Wrong.
You're talking old Breaks and Scatters engines, they were fine. The new ones are absolute garbage.
Weedeater with briggs engine...first one spit out the crankcase gasket in under a year. You know the cups on top of a cough syrup bottle? That's how much oil it holds. According to briggs, it was a "minor leak" The thing holds 1/8 cup of oil. There is no such thing as a minor leak!! they wouldn't fix it. I just ran it until it shelled, then they replaced it. The replacement has a small leak now.
Husqvarna push mower with 6.5 briggs. Smoked like a ******** chimney since new. Took it back to the sears repair center 3 times within 6 month of having it. 3 times, briggs said it was a-ok. The third time, I brought oil and gas with me, filled it up, started it, and it fogged out the entire strip mall to the point you could hardly see the building 30' away.
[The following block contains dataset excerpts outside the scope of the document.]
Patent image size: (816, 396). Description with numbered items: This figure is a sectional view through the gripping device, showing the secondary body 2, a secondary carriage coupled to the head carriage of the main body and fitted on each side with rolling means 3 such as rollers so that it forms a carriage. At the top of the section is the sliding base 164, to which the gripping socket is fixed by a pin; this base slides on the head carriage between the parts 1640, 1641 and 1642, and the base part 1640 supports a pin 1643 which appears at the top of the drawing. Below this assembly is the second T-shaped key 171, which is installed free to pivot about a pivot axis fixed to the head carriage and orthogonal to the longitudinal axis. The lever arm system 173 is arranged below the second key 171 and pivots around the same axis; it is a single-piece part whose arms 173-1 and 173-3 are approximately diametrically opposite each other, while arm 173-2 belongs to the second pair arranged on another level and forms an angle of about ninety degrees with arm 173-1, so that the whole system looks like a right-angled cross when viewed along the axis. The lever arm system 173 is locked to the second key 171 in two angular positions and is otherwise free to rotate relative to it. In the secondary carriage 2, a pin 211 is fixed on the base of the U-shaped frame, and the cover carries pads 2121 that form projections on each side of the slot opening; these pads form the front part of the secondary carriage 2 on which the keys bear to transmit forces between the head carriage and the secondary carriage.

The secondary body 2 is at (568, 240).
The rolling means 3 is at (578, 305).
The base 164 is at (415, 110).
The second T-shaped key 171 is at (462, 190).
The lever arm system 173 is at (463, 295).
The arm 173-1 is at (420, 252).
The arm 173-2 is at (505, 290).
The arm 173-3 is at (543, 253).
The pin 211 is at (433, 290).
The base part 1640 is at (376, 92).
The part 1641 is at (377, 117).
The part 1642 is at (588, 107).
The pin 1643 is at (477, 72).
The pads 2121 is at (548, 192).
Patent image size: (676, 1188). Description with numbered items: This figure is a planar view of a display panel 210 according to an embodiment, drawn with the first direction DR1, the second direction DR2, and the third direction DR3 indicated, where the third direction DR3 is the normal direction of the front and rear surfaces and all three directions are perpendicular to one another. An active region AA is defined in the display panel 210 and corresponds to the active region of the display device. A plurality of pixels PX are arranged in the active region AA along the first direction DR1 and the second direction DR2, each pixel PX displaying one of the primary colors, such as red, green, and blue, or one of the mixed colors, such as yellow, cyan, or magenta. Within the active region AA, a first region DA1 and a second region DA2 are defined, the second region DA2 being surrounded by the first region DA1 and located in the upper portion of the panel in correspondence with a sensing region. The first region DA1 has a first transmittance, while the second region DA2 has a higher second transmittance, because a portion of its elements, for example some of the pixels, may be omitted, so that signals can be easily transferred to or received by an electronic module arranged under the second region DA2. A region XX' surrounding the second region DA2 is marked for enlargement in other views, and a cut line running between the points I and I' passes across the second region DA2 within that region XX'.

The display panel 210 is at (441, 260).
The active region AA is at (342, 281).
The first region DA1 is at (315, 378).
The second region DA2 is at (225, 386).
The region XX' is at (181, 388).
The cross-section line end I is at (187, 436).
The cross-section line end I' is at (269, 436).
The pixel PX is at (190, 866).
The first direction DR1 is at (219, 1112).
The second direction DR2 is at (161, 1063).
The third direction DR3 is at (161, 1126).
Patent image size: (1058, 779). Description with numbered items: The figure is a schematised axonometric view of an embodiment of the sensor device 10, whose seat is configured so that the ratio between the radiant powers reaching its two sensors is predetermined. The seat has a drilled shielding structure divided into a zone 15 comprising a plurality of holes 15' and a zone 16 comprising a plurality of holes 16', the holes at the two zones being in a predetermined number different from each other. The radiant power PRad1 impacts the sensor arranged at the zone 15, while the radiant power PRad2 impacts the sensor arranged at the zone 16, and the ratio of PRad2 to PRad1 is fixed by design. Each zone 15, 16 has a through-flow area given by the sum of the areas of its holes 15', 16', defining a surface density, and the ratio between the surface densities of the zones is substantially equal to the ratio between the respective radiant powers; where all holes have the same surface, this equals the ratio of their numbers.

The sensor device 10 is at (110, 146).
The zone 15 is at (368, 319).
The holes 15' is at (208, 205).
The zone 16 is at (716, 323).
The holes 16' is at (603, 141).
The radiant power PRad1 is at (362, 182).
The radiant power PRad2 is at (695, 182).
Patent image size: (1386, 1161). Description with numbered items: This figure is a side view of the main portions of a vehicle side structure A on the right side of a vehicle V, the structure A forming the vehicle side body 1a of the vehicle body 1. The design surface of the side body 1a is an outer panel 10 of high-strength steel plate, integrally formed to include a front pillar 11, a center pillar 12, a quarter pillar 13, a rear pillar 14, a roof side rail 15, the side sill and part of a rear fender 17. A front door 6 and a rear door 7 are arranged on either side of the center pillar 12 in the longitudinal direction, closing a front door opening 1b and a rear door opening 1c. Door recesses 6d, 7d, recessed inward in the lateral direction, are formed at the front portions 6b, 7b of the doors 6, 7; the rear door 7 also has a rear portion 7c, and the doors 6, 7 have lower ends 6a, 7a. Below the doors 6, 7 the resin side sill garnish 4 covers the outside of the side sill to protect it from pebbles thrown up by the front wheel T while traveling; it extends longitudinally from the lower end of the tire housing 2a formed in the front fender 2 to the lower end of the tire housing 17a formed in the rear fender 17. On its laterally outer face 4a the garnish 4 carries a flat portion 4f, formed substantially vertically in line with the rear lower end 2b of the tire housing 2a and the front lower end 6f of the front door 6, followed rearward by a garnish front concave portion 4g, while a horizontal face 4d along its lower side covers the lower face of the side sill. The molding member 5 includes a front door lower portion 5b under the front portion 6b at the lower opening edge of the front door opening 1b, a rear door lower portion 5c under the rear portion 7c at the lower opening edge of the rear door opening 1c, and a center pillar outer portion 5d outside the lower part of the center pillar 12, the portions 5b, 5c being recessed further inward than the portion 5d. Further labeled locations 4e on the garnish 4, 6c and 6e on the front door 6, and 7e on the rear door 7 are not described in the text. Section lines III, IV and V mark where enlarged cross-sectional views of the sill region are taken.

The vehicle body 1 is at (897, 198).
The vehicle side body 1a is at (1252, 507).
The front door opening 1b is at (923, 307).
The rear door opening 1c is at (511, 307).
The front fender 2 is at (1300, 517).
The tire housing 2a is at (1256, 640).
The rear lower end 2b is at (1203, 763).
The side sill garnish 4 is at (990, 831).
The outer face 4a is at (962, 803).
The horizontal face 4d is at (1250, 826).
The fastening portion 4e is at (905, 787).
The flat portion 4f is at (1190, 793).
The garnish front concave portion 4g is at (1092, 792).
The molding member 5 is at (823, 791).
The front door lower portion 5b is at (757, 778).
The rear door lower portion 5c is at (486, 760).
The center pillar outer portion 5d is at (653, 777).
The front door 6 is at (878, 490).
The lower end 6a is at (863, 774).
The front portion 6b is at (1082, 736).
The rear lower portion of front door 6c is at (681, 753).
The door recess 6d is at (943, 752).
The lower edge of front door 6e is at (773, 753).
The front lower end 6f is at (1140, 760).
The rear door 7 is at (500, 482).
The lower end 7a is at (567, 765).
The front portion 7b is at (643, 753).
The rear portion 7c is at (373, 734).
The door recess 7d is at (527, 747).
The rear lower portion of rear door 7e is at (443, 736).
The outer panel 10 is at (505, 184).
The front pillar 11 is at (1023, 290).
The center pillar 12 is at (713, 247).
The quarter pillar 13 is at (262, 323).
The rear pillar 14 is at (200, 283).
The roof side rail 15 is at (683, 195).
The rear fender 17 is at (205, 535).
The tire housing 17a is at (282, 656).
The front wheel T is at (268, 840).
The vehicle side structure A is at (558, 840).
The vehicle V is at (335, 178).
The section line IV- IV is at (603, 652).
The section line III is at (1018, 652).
That, according to Briggs, is acceptable for a small engine. I asked the sears repair manager wtf, and all he could say was he couldn't do anything about it. I just ran it until it shelled without adding oil, and had them replace it. Replacement was better, still smoked a wee bit off and on.
Generator...10hp Briggs, ran 3 days, barfed out the crankcase gasket, filled the generator with oil, made it some weird phase/voltage. Lights in the house were about 3x as bright as they should have been. Replacement ran for 5 days with no issue, hasn't been used since.
2" transfer pumps, both of them shelled the Briggs engines in less than a year.
Poulan rototiller, Briggs surged and backfired out of the box. Couldn't figure out how to adjust the f'ing carb, called Briggs and was told it was non-adjustable. They were factory tuned so they never required adjustment. Crock of ****, had it 2 hours, and returned that pile. I swore off Briggs engines at that point.
**** new Breaks & Scatters engines. I started buying Honda, not a lick of a problem.
Cub Cadet tiller with Honda, purrs like a kitten, no matter how hard you work it.
Pressure washer, honda runs great.
Honda grain auger engines that sat outside year round, in North Dakota winters, never a lick of trouble.